Diskussionswürdig: die Schweinegrippe-Impfung
Ist es sinnvoll, im Herbst eine Massenimpfung gegen die Schweinegrippe vorzunehmen, oder nicht?
Darüber streiten sich derzeit Fachleute in Deutschland. Mehrere Arznei-Experten haben Bedenken angemeldet und halten die geplante Maßnahme angesichts des eher harmlosen Krankheitsverlaufs für nicht vertretbar.
Der Herausgeber des pharmakritischen „Arznei-Telegramms“ Wolfgang Becker-Brüser sieht die Massenimpfung als einen Großversuch an der deutschen Bevölkerung.
Die wenigen Sicherheitstests der Musterimpfstoffe würden nicht genug über Nebenwirkungen aussagen, die dann
aber bei einer Impfung im größeren Maßstab deutlicher und vielleicht auch verheerend ausfallen könnten.
Auch der Virologe Alexander Kekulé fragt, ob angesichts der meist harmlos verlaufenden Krankheit bei der Zulassung von Impfstoffen nicht weitere Sicherheitsebenen eingezogen werden sollten.

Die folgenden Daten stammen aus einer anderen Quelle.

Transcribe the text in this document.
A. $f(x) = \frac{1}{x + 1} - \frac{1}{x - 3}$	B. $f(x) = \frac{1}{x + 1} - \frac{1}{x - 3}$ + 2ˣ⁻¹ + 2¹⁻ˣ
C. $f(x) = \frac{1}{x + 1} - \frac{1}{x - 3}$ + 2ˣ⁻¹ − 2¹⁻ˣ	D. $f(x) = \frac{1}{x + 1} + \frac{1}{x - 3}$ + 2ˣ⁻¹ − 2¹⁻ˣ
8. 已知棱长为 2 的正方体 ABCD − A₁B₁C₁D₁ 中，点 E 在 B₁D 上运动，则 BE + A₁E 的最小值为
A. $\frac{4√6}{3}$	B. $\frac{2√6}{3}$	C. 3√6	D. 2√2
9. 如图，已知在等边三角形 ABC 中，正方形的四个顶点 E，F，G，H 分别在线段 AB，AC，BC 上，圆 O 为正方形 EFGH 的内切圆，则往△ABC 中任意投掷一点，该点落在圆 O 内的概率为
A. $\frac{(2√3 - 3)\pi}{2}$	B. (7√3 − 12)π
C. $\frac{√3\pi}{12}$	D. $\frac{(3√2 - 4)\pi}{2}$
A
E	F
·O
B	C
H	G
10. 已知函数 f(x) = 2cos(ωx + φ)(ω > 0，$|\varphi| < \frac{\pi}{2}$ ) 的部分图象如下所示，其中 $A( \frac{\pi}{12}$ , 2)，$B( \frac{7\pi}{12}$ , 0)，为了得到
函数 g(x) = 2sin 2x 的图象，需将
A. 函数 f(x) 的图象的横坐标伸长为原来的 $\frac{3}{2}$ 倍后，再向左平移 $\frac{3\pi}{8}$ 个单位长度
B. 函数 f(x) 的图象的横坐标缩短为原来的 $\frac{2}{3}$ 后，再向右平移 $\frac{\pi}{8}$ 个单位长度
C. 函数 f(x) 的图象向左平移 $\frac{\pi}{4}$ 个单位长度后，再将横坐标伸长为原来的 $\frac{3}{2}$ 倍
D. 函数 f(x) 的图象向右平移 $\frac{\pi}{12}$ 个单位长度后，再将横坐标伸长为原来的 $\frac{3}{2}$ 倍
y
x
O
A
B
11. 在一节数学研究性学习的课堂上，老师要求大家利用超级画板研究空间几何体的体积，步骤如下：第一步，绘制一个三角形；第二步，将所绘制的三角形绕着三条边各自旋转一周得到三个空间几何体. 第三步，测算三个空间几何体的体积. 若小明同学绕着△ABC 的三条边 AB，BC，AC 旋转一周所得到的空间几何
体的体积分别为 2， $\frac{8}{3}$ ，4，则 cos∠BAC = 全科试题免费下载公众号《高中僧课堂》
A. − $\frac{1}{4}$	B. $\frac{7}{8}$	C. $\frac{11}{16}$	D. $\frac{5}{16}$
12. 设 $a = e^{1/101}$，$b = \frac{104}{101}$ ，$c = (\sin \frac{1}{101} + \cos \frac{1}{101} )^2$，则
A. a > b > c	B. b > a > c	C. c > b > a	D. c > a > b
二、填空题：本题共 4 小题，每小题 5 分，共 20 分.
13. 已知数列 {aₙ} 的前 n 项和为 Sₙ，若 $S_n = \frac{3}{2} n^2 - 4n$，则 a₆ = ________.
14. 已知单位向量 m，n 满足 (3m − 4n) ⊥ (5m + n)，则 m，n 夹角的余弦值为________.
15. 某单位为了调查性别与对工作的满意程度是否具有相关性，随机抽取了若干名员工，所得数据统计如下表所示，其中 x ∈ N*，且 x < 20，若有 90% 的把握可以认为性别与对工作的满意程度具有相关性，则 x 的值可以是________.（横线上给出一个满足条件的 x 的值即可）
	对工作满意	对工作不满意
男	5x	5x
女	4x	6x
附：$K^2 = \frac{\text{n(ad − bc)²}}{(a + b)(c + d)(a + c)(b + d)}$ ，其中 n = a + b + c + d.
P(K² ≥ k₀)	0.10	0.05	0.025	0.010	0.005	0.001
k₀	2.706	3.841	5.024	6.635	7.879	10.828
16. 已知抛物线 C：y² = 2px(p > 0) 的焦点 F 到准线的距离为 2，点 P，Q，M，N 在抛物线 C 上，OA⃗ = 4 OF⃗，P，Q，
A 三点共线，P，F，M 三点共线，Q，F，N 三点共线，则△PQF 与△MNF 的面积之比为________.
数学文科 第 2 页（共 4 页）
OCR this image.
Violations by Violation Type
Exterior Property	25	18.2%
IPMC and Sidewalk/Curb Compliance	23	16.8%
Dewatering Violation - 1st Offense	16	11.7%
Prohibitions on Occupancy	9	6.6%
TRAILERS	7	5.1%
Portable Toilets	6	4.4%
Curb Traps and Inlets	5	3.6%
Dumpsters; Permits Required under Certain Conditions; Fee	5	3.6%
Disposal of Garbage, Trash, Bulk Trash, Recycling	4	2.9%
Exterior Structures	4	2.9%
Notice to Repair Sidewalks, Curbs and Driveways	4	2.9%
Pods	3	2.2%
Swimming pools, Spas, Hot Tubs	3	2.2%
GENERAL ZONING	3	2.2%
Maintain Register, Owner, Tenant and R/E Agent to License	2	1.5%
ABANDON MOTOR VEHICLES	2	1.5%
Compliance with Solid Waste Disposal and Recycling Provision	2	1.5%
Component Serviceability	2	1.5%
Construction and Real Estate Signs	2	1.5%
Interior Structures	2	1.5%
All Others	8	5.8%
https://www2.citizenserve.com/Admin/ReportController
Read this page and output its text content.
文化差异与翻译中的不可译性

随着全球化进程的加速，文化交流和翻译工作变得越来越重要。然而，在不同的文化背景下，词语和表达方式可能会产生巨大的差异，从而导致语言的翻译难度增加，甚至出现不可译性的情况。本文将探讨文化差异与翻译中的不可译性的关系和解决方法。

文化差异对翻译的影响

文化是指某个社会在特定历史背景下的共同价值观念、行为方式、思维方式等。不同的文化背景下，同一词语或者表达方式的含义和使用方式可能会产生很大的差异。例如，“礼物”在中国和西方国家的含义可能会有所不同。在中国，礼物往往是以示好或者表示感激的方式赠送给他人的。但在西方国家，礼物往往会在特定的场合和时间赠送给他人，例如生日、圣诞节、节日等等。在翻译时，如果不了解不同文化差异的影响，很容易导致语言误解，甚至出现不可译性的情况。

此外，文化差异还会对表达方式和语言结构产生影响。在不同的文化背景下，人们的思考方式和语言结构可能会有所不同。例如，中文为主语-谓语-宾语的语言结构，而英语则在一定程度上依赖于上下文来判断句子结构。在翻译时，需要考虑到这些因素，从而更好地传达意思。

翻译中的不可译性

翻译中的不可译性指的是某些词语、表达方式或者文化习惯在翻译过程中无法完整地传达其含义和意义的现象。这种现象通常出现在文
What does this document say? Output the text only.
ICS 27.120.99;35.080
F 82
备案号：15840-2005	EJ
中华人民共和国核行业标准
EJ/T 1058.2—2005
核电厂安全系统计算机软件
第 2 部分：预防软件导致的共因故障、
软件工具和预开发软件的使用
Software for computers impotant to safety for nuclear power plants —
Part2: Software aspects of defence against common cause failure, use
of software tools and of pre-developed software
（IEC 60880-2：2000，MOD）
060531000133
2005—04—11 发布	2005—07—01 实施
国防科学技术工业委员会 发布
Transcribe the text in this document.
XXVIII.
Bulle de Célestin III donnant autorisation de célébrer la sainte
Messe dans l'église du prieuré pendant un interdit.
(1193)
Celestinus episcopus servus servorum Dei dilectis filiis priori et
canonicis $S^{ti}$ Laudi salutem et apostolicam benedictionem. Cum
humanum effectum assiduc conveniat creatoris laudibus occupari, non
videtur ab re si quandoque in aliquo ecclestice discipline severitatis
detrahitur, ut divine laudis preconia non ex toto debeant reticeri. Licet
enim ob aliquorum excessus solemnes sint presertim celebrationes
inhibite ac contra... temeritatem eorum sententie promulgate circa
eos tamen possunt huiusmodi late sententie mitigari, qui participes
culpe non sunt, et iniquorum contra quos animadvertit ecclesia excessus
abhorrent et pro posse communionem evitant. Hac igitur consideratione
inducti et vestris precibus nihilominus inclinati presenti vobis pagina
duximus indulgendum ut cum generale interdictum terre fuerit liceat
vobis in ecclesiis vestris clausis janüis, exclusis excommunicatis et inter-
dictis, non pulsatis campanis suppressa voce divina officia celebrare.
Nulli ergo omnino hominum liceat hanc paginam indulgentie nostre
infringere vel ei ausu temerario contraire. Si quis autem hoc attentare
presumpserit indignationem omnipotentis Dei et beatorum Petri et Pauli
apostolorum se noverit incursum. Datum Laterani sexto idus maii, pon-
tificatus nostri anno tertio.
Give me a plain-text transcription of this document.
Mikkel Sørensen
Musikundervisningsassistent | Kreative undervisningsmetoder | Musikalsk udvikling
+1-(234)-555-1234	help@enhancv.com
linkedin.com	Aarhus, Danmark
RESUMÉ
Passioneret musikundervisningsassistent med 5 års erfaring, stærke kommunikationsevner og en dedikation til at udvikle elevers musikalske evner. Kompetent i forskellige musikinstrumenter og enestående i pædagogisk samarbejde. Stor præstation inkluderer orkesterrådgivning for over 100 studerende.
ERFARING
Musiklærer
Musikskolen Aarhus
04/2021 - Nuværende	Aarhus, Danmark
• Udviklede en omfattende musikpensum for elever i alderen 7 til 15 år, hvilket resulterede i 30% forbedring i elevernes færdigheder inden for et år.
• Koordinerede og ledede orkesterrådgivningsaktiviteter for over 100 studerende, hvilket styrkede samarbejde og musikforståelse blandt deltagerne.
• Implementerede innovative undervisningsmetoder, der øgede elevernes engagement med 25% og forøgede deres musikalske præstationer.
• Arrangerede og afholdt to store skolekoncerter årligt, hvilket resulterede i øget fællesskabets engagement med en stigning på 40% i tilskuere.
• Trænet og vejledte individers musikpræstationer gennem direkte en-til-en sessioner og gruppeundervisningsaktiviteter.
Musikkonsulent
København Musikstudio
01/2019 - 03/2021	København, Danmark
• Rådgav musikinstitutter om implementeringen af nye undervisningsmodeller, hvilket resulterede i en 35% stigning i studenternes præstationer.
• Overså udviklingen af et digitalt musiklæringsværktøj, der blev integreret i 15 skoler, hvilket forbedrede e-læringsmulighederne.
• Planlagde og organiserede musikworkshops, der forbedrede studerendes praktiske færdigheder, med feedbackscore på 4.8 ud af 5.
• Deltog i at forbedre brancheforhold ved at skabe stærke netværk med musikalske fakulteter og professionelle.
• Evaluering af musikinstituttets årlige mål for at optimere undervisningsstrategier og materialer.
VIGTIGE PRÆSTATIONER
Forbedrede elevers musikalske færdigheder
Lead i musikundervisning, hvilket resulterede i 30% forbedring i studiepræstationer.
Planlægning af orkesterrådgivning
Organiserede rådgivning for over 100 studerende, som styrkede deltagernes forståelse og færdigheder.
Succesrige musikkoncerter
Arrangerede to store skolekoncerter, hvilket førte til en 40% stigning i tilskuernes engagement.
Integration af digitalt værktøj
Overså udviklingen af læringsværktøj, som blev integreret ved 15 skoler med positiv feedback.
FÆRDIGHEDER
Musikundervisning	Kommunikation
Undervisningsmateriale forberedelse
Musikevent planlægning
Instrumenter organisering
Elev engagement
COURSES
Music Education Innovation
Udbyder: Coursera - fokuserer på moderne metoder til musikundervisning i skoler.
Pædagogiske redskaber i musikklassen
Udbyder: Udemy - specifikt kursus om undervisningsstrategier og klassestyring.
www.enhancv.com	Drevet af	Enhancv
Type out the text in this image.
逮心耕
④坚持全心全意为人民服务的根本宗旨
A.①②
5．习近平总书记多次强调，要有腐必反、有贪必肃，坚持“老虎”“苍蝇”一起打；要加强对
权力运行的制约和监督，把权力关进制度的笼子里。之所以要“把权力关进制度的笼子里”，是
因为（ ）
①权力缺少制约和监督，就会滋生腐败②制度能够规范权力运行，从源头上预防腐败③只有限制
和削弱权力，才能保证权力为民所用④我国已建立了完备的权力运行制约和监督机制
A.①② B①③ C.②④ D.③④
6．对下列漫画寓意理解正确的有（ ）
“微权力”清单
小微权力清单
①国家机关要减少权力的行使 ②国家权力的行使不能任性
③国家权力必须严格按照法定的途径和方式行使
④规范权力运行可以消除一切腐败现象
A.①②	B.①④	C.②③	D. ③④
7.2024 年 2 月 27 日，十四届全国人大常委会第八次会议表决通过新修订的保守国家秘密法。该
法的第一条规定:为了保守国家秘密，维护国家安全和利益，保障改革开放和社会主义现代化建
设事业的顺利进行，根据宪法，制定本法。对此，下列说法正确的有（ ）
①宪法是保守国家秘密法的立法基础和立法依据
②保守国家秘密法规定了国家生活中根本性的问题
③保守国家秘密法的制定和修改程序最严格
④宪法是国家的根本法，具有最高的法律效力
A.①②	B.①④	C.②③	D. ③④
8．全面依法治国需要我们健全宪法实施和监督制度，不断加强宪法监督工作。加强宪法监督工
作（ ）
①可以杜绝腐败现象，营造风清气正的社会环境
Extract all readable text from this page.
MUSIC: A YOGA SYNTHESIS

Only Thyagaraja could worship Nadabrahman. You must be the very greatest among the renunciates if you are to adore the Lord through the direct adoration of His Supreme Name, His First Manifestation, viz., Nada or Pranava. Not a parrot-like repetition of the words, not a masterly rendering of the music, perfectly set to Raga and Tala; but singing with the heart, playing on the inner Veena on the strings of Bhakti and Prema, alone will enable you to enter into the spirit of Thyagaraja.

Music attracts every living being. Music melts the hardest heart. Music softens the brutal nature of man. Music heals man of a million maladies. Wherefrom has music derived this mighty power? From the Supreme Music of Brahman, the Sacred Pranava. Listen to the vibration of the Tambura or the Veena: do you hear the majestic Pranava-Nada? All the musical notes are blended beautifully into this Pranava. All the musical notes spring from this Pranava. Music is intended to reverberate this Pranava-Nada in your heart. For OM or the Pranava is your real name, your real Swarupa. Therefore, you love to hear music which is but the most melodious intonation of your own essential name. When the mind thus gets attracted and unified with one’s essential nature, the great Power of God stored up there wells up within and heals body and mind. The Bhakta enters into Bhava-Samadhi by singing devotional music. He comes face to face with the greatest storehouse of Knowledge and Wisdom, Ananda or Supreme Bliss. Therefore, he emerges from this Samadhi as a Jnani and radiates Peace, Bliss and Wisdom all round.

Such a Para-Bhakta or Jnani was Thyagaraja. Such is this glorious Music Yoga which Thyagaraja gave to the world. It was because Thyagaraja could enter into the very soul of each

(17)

Der Bremer Pharmakologe Peter Schönhofer verweist darauf, dass in den USA bereits in den 70er-Jahren ein Impfstoff gegen Schweinegrippe zurückgezogen werden musste. Bei Impfungen trat eine auffällige Häufung überschießender Immunreaktionen mit Nervenlähmungen auf.
Der jetzt entwickelte Impfstoff gegen die neue Grippe sei aber „nach demselben Strickmuster“ aufgebaut. Dringenden Handlungsbedarf sieht jedoch der Vorsitzende des Gesundheitsausschusses im Europäischen Parlament, Jo Leinen (SPD). Er geht davon aus, dass im Herbst ein Anstieg der Schweinegrippe-Fälle in Europa von derzeit 24.200 Fällen auf eine Million Erkrankte – „sehr konservativ geschätzt“ – zu erwarten sei.
Da 150 Millionen Europäer mit einem Impfstoff gegen das Schweinegrippe-Virus A/H1N1 versorgt werden müssen,
beunruhigt ihn eher, dass die Pharmaindustrie das Impfserum voraussichtlich erst im November liefern kann, was aber, sollte es zu einer Epidemie kommen, „definitiv zu spät“ sei.
Die Kosten einer Massenimpfung liegen, laut dem deutschen Gesundheitsministerium, bei 650 Millionen
Euro – wenn die Impfungen von den Gesundheitsämtern durchgeführt werden. Erheblich teuerer wird es, wenn niedergelassene Ärzte impfen: die Kosten belaufen sich dann auf 1 Milliarde Euro.
Trotzdem plädiert die Bundesärztekammer dafür, die Impfungen nicht nur den Behörden zu überlassen, sondern die Ärzte mit einzubeziehen. Wie man aktuellen Medienberichten entnehmen kann, hat die BRD bereits Impfdosen
in Millionenhöhe bestellt – noch bevor die Impfstoffstudie im August 2009 überhaupt begonnen hat. Zu einem
Zeitpunkt, an dem man nicht wissen kann, wie die Testergebnisse aussehen werden und ob gravierende Nebenwirkungen auftreten. Fast möchte man meinen, dass ein positiver Studienverlauf bereits im Voraus prognostiziert ist.